Pas touche à Pierre Falcone

Publié le 28 juin 2004 Lecture : 3 minutes.

José Eduardo Dos Santos est furieux contre le gouvernement français et le fait savoir. Depuis le 22 février dernier, Guy Azaïs, le nouvel ambassadeur de France à Luanda, attend en vain son accréditation. Une situation humiliante. Et la récente visite à Luanda de Michel de Bonnecorse, le conseiller Afrique de Jacques Chirac, n’y a rien changé. À l’origine de la colère du président angolais, la traque de Pierre Falcone par la justice française. Poursuivi pour « commerce d’armes illicite et trafic d’influence », l’homme d’affaires avait déjà fait un an de prison en 2001. Mais quand le juge français Philippe Courroye a délivré contre lui un mandat d’arrêt international, le 15 janvier dernier, José Eduardo Dos Santos a vu rouge.
Entre le chef d’État africain et le négociant français, la relation est fusionnelle depuis 1993. Cette année-là, le président angolais est dans une situation militaire critique. Face au rebelle Jonas Savimbi, il a besoin d’armes, très vite. Les États-Unis et la France ne veulent pas lui en vendre. Un jeune homme d’affaires parisien, Pierre Falcone, vient le voir au culot. Avec l’aide d’un associé israélien d’origine russe, Arcadi Gaydamak, il s’engage à lui trouver des chars et des hélicoptères sur le marché ex-soviétique. La chance de Pierre Falcone, c’est d’être introduit par Jean-Christophe Mitterrand, l’ex-conseiller Afrique de son père, et d’être couvert par Charles Pasqua, le nouveau ministre français de l’Intérieur. Une double allégeance. À gauche et à droite.

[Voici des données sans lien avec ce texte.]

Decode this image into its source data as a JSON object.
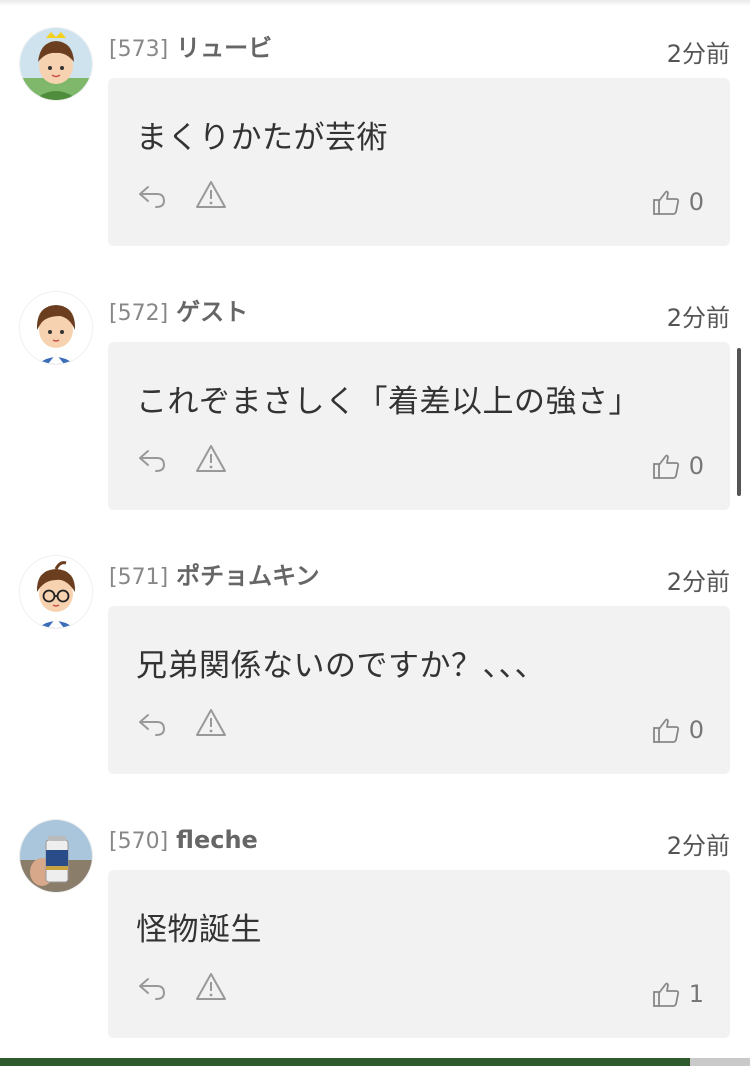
{
  "comments": [
    {
      "number": "[573]",
      "username": "リュービ",
      "time": "2分前",
      "text": "まくりかたが芸術",
      "likes": "0",
      "avatar": "avatar-boy-yellow-hat-icon"
    },
    {
      "number": "[572]",
      "username": "ゲスト",
      "time": "2分前",
      "text": "これぞまさしく「着差以上の強さ」",
      "likes": "0",
      "avatar": "avatar-boy-default-icon"
    },
    {
      "number": "[571]",
      "username": "ポチョムキン",
      "time": "2分前",
      "text": "兄弟関係ないのですか？、、、",
      "likes": "0",
      "avatar": "avatar-boy-glasses-icon"
    },
    {
      "number": "[570]",
      "username": "fleche",
      "time": "2分前",
      "text": "怪物誕生",
      "likes": "1",
      "avatar": "avatar-photo-beer-can-icon"
    }
  ],
  "icons": {
    "reply": "reply-icon",
    "report": "warning-triangle-icon",
    "like": "thumbs-up-icon"
  },
  "colors": {
    "card_bg": "#f2f2f2",
    "username": "#666666",
    "meta": "#888888",
    "bottom_bar": "#2e5a2e"
  }
}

Au fil des ans, José Eduardo Dos Santos fait du petit Français son homme de confiance. C’est à lui qu’il confie le difficile règlement de la dette angolaise à l’égard de la Russie. Surtout, c’est grâce à lui qu’il se procure en 2000, auprès de la société française Communication & Systèmes, la machine à tuer Jonas Savimbi : un système de localisation par téléphone installé à bord d’avions spéciaux. Deux ans plus tard, le chef rebelle est trahi par son téléphone satellite. Il est encerclé et tué.
À Luanda, la consigne est claire : « On ne touche pas à Falcone. » En septembre 1998, quand le fisc français commence à s’intéresser au négociant, le chef de l’État angolais intervient auprès du ministre français des Affaires étrangères, Hubert Védrine. En avril 2001, après l’incarcération de son protégé, José Eduardo Dos Santos écrit à Jacques Chirac : « M. Falcone est un grand ami de l’Angola. […] Il est indispensable que l’État français retire les plaintes qu’il a déposées aussi bien pour fraude fiscale que pour vente illicite d’armes. » Le président français répond, embarrassé : « Votre témoignage et vos appréciations ont été aussitôt communiquées au ministère français de la Justice. Vous devez y voir mon souci de faire en sorte que, au-delà des perturbations du moment, nos relations se renforcent, dans l’intérêt mutuel de nos deux pays. » Pas facile pour Chirac de gérer à la fois un gouvernement de gauche et un juge jaloux de son indépendance !
En novembre 2001, le président angolais fait mieux encore. Pour la libération de son conseiller très spécial, il paie la caution record de 10 millions d’euros via la compagnie pétrolière nationale Sonangol. Et, en septembre 2003 – coup de maître -, il le nomme ministre plénipotentiaire auprès de l’Unesco à Paris. Passeport diplomatique en poche, Pierre Falcone devient enfin intouchable. L’Élysée ne s’est pas opposé à l’opération. Bien au contraire. Là aussi on pousse un gros soupir de soulagement.
Mais le répit n’est que de courte durée. Pour le très obstiné juge Courroye, l’immunité diplomatique se limite aux seuls actes accomplis dans le cadre des fonctions à l’Unesco. Pierre Falcone doit jouer au chat et à la souris avec le magistrat français. Certes il voyage. Basé à Luanda, il se rend à Genève, à Londres, à Madrid. Il n’est inquiété qu’une seule fois. Le 5 mai à l’aéroport de Lisbonne, il est interpellé quelques heures avant d’être relâché. Son passeport diplomatique le protège contre le mandat d’arrêt. Mais il veut plus. Une vraie liberté de mouvement, et un visa pour les États-Unis où vit son épouse, Sonia, une ex-reine de beauté bolivienne. Sans doute sait-il que, un jour où l’autre, il faudra bien qu’il revoie « son » juge. Jusqu’à présent, José Eduardo Dos Santos a réussi à le soustraire aux griffes du magistrat. Mais en Angola comme ailleurs les régimes ne sont pas éternels.